Does the Deputy First Minister think, as I do, that the Chancellor of the Exchequer's treatment of capital gains tax in relation to investment funds has been nothing short of scandalous? In 1997, he removed funds' freedom from capital gains tax. Of course, he has now proposed introducing freedom from capital gains tax for disposals for commercial companies, thus disadvantaging mutual companies that work in the investment sector to the advantage of commercial operations across a wide segment of businesses. In view of the conversion of the Deputy First Minister's party to fiscal autonomy at its recent conference, how would he respond to the situation that we are discussing today if he was in charge of the Scottish Executive's financial policy after we had won fiscal autonomy?

Mr Wallace:

The first part of Stewart Stevenson's question highlighted the point that Wendy Alexander made. Quite frankly, to try to score that kind of political point and to put that kind of hypothetical question does not do justice to what is a very serious situation, in which 1,000 people face job losses.

Given the very worrying circumstances, is there not a case for the Executive to reconsider its policy of dispersing civil service jobs away from the Lothian area?

Mr Wallace:

We know that dispersal announcements have been made already. As we have indicated in the past, although there is a presumption in favour of dispersal when specific trigger points are reached, dispersal is not automatic. Indeed, I think that I recall at least one announcement in the recent past in which jobs were secured in Edinburgh. Obviously, the economic circumstances of the areas concerned, including Edinburgh, are relevant factors that ministers take into account when considering relocation.
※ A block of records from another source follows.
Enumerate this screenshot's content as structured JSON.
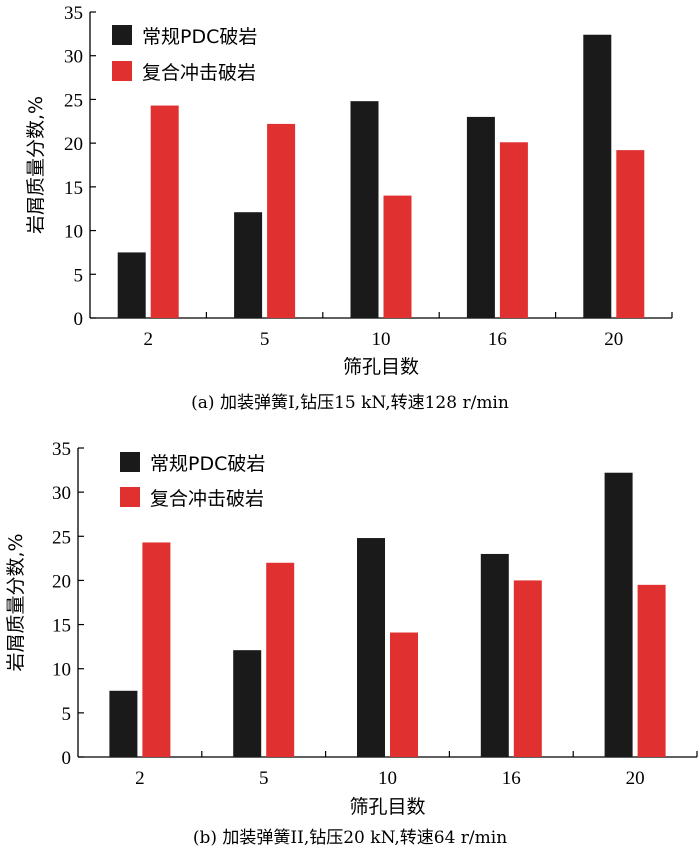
{
  "chart_data": [
    {
      "type": "bar",
      "caption": "(a) 加装弹簧I,钻压15 kN,转速128 r/min",
      "xlabel": "筛孔目数",
      "ylabel": "岩屑质量分数,%",
      "categories": [
        "2",
        "5",
        "10",
        "16",
        "20"
      ],
      "ylim": [
        0,
        35
      ],
      "yticks": [
        0,
        5,
        10,
        15,
        20,
        25,
        30,
        35
      ],
      "legend_position": "top-left",
      "series": [
        {
          "name": "常规PDC破岩",
          "color": "#1a1a1a",
          "values": [
            7.5,
            12.1,
            24.8,
            23.0,
            32.4
          ]
        },
        {
          "name": "复合冲击破岩",
          "color": "#e03030",
          "values": [
            24.3,
            22.2,
            14.0,
            20.1,
            19.2
          ]
        }
      ]
    },
    {
      "type": "bar",
      "caption": "(b) 加装弹簧II,钻压20 kN,转速64 r/min",
      "xlabel": "筛孔目数",
      "ylabel": "岩屑质量分数,%",
      "categories": [
        "2",
        "5",
        "10",
        "16",
        "20"
      ],
      "ylim": [
        0,
        35
      ],
      "yticks": [
        0,
        5,
        10,
        15,
        20,
        25,
        30,
        35
      ],
      "legend_position": "top-left",
      "series": [
        {
          "name": "常规PDC破岩",
          "color": "#1a1a1a",
          "values": [
            7.5,
            12.1,
            24.8,
            23.0,
            32.2
          ]
        },
        {
          "name": "复合冲击破岩",
          "color": "#e03030",
          "values": [
            24.3,
            22.0,
            14.1,
            20.0,
            19.5
          ]
        }
      ]
    }
  ]
}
Robin Harper (Lothians) (Green):

I express my sympathy for the Standard Life employees who are to lose their jobs. My view is that mutuality delivers a high standard of service to a company's members. Will the minister join me in commending Standard Life for its commitment to the Edinburgh community? Its example is one that could be followed by many other businesses in the city.

Mr Wallace:

I join Robin Harper in commending the company for the range of ways in which it has contributed to the life of the city. As I said, even after the impact of the announcement is taken into account, several thousand Standard Life jobs will remain in Edinburgh. We want to ensure that those jobs prosper.